While normal cell death and cell creation are essential to life, inappropriate control of these processes results in either uncontrolled cell proliferation, as in cancer, or uncontrolled cell death, as in brain diseases like Alzheimer’s and muscle-wasting diseases like muscular dystrophy. With his MIRA grant, Bergmann will continue his research program’s longtime focus on understanding the genetic control of cell death and cell proliferation in cancer. It will further enable him to expand his inquiries into neurodegenerative disorders in which cell death is uncontrolled.
“I’m very interested in neurodegeneration, because unlike cancer, we have too much cell death, where neurons die inappropriately,” Bergmann explained. “This is not directly covered by the MIRA, but the MIRA allows me to venture into other research areas and try things out. Maybe it won’t work and I won’t continue, but I’m no longer at risk to lose my grants by working on unrelated topics not covered by the original grants.”

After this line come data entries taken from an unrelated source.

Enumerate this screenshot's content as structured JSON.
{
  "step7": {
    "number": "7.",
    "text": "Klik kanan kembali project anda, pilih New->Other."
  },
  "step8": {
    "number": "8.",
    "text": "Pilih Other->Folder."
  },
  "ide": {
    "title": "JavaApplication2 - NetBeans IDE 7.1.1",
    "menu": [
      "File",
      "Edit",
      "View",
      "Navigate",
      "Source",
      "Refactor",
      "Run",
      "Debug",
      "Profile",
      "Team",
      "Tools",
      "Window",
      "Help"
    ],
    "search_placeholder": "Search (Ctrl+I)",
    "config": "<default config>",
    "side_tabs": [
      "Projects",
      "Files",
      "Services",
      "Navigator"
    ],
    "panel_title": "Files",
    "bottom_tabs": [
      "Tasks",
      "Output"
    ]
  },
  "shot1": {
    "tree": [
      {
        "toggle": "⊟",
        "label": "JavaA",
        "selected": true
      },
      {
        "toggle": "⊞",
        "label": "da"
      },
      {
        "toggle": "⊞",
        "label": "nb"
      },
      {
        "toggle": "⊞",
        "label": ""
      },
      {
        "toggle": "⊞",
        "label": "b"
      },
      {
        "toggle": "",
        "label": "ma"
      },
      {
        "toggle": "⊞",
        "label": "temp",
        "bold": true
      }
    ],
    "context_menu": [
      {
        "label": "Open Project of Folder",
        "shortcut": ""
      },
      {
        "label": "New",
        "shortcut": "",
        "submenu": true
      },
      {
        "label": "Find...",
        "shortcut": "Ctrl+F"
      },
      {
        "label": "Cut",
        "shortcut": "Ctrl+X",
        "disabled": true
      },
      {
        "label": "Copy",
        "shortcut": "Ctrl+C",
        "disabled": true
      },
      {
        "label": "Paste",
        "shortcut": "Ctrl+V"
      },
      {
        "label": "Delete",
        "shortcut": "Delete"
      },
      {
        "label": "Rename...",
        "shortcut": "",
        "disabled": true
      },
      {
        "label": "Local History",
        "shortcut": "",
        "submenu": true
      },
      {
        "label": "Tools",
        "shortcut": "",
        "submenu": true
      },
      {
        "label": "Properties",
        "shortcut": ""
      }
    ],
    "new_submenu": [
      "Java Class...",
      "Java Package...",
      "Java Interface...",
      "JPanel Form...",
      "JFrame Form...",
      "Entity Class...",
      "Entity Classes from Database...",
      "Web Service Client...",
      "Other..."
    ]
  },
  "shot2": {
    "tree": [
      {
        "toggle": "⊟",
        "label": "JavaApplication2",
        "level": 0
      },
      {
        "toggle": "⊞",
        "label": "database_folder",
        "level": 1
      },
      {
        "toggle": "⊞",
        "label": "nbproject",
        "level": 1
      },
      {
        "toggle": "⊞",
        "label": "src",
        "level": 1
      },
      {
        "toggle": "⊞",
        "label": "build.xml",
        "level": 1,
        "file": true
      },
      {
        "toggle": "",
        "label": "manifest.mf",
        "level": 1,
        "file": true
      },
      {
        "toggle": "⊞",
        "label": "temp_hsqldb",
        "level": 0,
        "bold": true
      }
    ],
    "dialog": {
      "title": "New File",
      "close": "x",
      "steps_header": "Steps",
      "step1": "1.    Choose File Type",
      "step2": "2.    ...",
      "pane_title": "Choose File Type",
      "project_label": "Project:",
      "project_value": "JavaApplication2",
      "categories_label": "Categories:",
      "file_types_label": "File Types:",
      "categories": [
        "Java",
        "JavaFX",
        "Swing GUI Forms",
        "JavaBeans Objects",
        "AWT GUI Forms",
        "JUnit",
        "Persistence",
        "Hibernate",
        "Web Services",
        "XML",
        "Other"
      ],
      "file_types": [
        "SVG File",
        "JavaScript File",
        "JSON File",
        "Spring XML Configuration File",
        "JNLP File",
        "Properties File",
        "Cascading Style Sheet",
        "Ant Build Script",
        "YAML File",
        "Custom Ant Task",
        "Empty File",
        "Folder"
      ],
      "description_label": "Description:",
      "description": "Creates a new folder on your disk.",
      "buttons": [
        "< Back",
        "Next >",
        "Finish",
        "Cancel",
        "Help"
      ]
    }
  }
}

Notably, the Bergmann lab has identified genes involved in cell death control and execution in Drosophila, and discovered a process called apoptosis-induced compensatory proliferation that must be taken into account when identifying cells that are potential drug targets. Following 11 years at the MD Anderson Cancer Center in Houston, Bergmann brought his lab to UMMS in 2011.
“I regard the MIRA as recognition of all the people in my lab who have done, and continue doing, the work,” he said. Bergmann’s lab comprises three postdocs, two students and two technicians; one member recently moved on to start his own lab, another endorsement of the lab’s quality and productivity.
“The MIRA combines all kinds of things, not just research,” Bergmann explained. “They also look at your service to the community, your training, your mentoring. It’s like a lifetime career achievement award.”
Other MIRA recipients at UMMS include Patrick Emery, PhD, professor of neurobiology, and Paul Thompson, PhD, professor of biochemistry & molecular pharmacology.